Curtis Ripley, Sonata #42a (2021)  
Huile sur toile | 76 x 61 cm  
Avec l’aimable permission de l’artiste  

Le dossier « Imaginaires musico-littéraires. Métamorphoses et dérèglements », dirigé par Nathalie Vincent-Arnaud, porte sur ces liens à la fois dynamiques et problématiques entre textes et sons. Les analyses qu’il propose suivent les deux sens (ou vecteurs) empruntés par ces déplacements et translations. D’une part, il est question de la manière dont des œuvres littéraires traitent du désordre et de l’excès induits par la musique, que ce soit dans la perspective d’auditeurs ordinaires (ce qui met l’accent sur les impressions et les sensations) ou de compositeurs célèbres (ouvrant ainsi davantage aux visées ou à l’intention). D’autre part, est étudiée la façon dont des œuvres musicales expriment, sous une forme sonore, le trouble ou le déséquilibre à la base de certains textes (sujets limites, expérimentations poétiques). Ces dynamiques du passage et de la transformation sont chaque fois pensées en fonction d’un imaginaire plus vaste, ce qui permet de les aborder selon les possibles offerts par les genres musicaux et littéraires, de même que selon l’horizon d’attente supposé à la lectrice et/ou à l’auditeur.

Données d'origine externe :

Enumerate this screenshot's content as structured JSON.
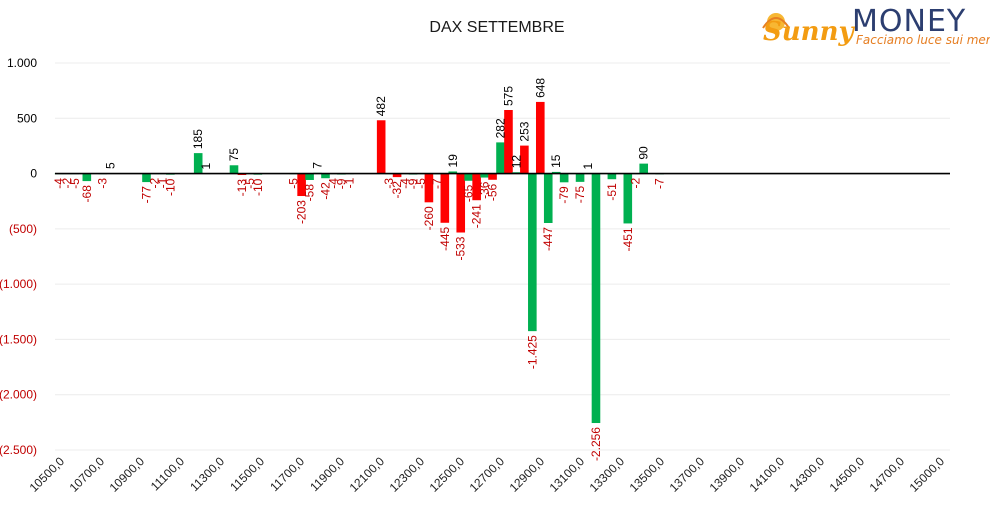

La signature visuelle du numéro est assurée par Curtis Ripley, dont le travail cherche à transposer l’abstraction de la musique sous une forme picturale : on y retrouve, en une approche évocatrice, les notions essentielles de couleur, de mouvement, d’intensité, de volume. La section de contrepoints « Résonances » vient compléter et élargir la réflexion dans un parcours qui mène des sons eux-mêmes aux discours tenus sur ceux-ci, puis à leur mise en images. Deux articles hors dossier ouvrent à la question du tourisme (ce qui est tout indiqué pour une parution estivale) : Thomas-Bernard Kenniff s’intéresse aux haltes routières québécoises, des années 1960 à aujourd’hui, et à ce qu’elles révèlent de l’identité nationale ; Danièle Méaux traite du détournement de la photo de voyage, dans Visible World de Peter Fischli et David Weiss, et des interrogations sur cette pratique ainsi soulevées.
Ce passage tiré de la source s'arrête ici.